Maintaining order on a busy cardiac surgery service can be a daunting task. If you work in a practice where there are several surgeons and advance practice providers, every person is going to have a different idea about how to care for patients. It is true that there are many ways to treat a patient after cardiac surgery, and no medical problem can be solved with a cookie cutter approach. This being said, having a practice manual filled with guidelines can ensure that all patients are getting consistent care, provide new hires with an additional resource, and allow for the surgeons’ vision of how they want patients cared for to be realized without him or her always having direct patient contact.
Creating a practice manual from scratch will be a major undertaking, as it will have several different parts. There are many ways to break up the information. A good place to start is to outline a job description for each position on the service. This clearly defines everyone’s role, and will help new hires begin to learn the daily workings of the service. I also find it helpful to have a section dedicated to general patient management, and a description of how a patient would progress through the service given a normal postoperative course. Some points to touch on here would include evaluating preops, evaluating patients for transfer from ICU to step down, removal of chest tubes and pacing wires, care of incisions, standard medications used for postoperative pain management, and the process for discharging patients.
Care of the postoperative cardiac surgery ICU patient could be a manual all by itself. For this reason, I suggest breaking down your practice’s ICU care in detail. Talk to your surgeons, intensivists, and/or anesthesiologists to get their preference on things like dressing changes, ventilator management, central line placement and timing of removal, blood transfusions, hemodynamic monitoring, management of postoperative bleeding, and emergency bedside re-sternotomy if applicable. In a large practice, it can be difficult to get all surgeons on the same page. It is important to present this as an opportunity for all their patients to get the best, and most consistent, care. This may be a motivator for the practice to make some concessions, and come together to create common ground that can be developed into guidelines.
Another helpful section is to break down the management of common postoperative problems. Again, management will not always fit guidelines, but if gives practitioners a place to start. Covering topics like postoperative atrial fibrillation, ventricular arrhythmias, bradycardia, management of chest tubes, management of ileus, and care of spinal drains, if applicable, will create a fairly comprehensive resource to consult. In addition, outlining the way your practice performs common procedures such as thoracentesis, chest tube placement, central line insertion, placement of Swan-Ganz catheters, and placement of arterial lines will document an expectation as to how these procedures are to be performed.
Finally, any population that is not taken care of in a routine manner deserves a section outlining the points that are specific to that group’s care. This will certainly vary according to practice, but some examples are treatment of Maze patients, patients with radial artery grafts, postoperative fast track patients, ventricular assist device patients, medical management of Type B aortic dissections, and structural heart patients such as TAVR and TMVR.

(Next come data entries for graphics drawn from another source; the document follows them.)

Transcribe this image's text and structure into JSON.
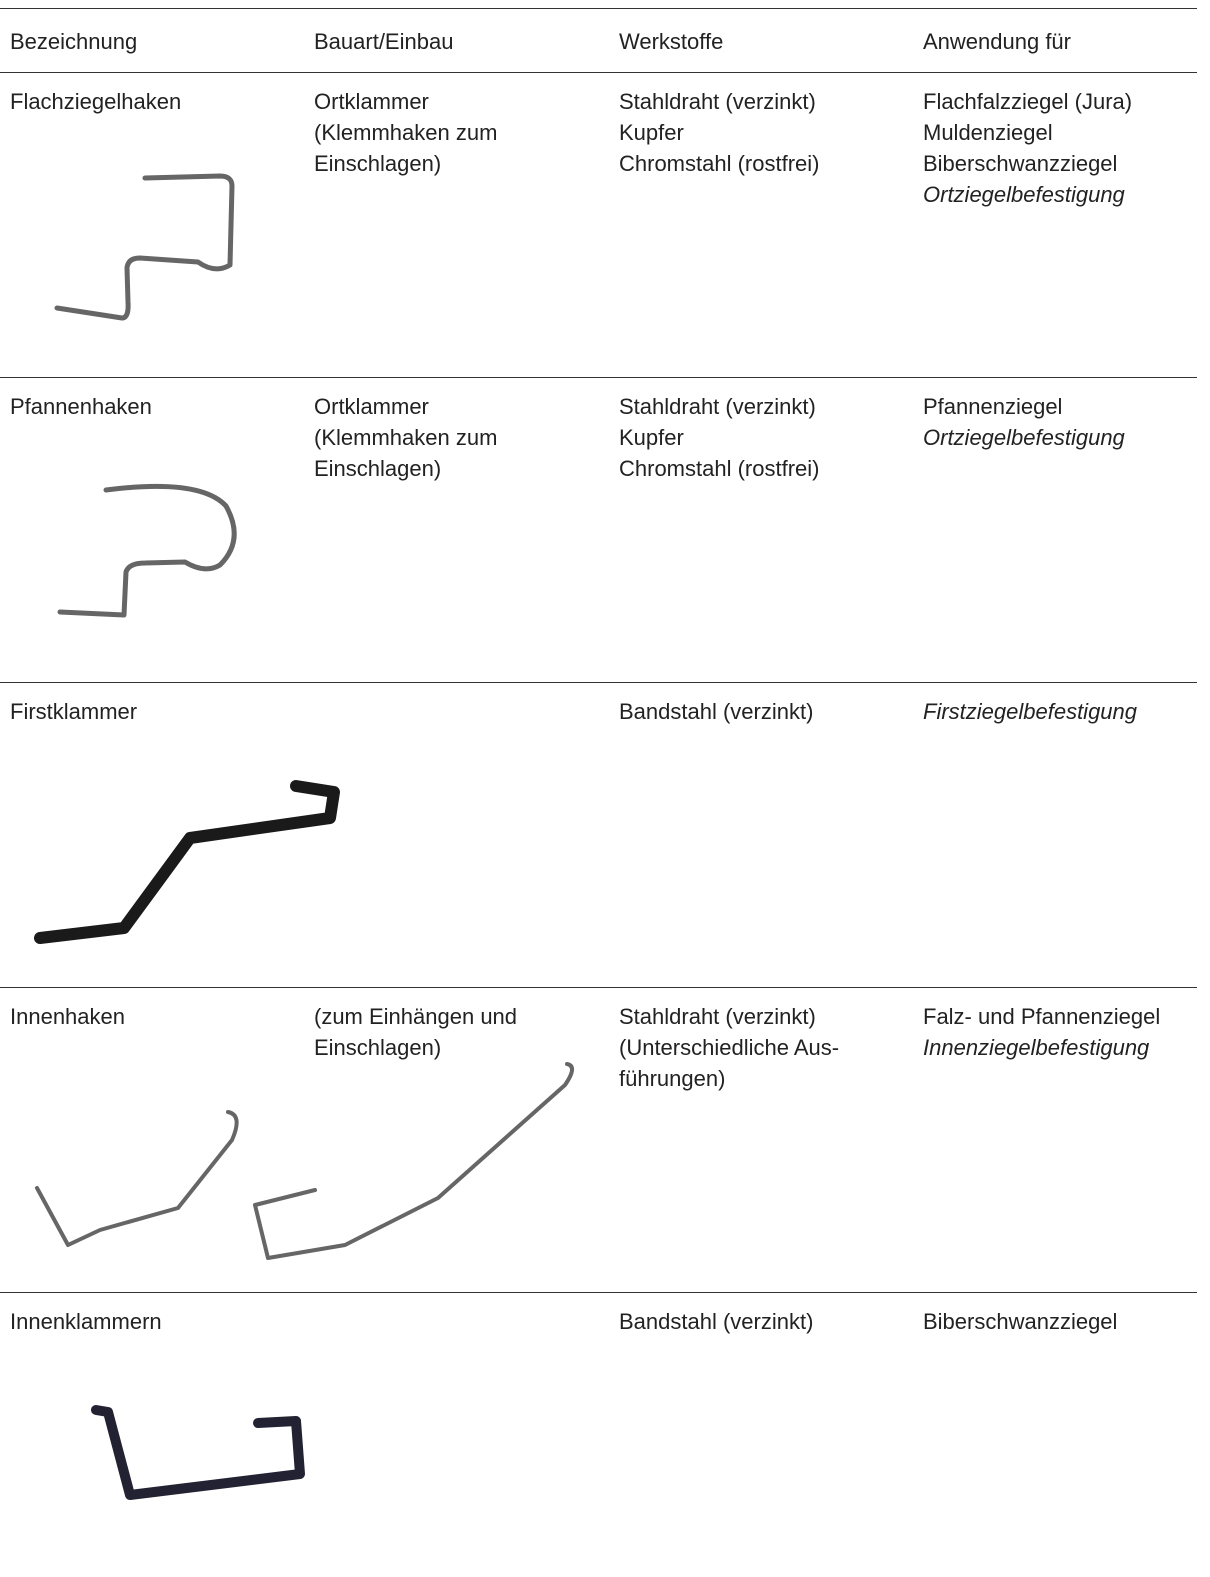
{
  "table": {
    "header": [
      "Bezeichnung",
      "Bauart/Einbau",
      "Werkstoffe",
      "Anwendung für"
    ],
    "rows": [
      {
        "cells": [
          [
            "Flachziegelhaken"
          ],
          [
            "Ortklammer",
            "(Klemmhaken zum",
            "Einschlagen)"
          ],
          [
            "Stahldraht (verzinkt)",
            "Kupfer",
            "Chromstahl (rostfrei)"
          ],
          [
            "Flachfalzziegel (Jura)",
            "Muldenziegel",
            "Biberschwanzziegel",
            {
              "text": "Ortziegelbefestigung",
              "italic": true
            }
          ]
        ]
      },
      {
        "cells": [
          [
            "Pfannenhaken"
          ],
          [
            "Ortklammer",
            "(Klemmhaken zum",
            "Einschlagen)"
          ],
          [
            "Stahldraht (verzinkt)",
            "Kupfer",
            "Chromstahl (rostfrei)"
          ],
          [
            "Pfannenziegel",
            {
              "text": "Ortziegelbefestigung",
              "italic": true
            }
          ]
        ]
      },
      {
        "cells": [
          [
            "Firstklammer"
          ],
          [],
          [
            "Bandstahl (verzinkt)"
          ],
          [
            {
              "text": "Firstziegelbefestigung",
              "italic": true
            }
          ]
        ]
      },
      {
        "cells": [
          [
            "Innenhaken"
          ],
          [
            "(zum Einhängen und",
            "Einschlagen)"
          ],
          [
            "Stahldraht (verzinkt)",
            "(Unterschiedliche Aus-",
            "führungen)"
          ],
          [
            "Falz- und Pfannenziegel",
            {
              "text": "Innenziegelbefestigung",
              "italic": true
            }
          ]
        ]
      },
      {
        "cells": [
          [
            "Innenklammern"
          ],
          [],
          [
            "Bandstahl (verzinkt)"
          ],
          [
            "Biberschwanzziegel"
          ]
        ]
      }
    ]
  }
}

Keeping a practice manual takes dedication, as it needs a fair amount of maintenance. It should be updated at least every year and, ideally, twice a year in order to keep up with the most current information. We email our practice manual to all new hires so that they can start to become familiar with our protocols and guidelines before they start work. It is also an excellent resource for students rotating through the service. The success of any practice manual relies on the ability of a group of surgeons to come to agreement on how they manage postoperative patients. I am not naive enough to think that all surgeons get along well enough to allow for such a thing, but if they can come to a consensus, it can be a great benefit to a practice.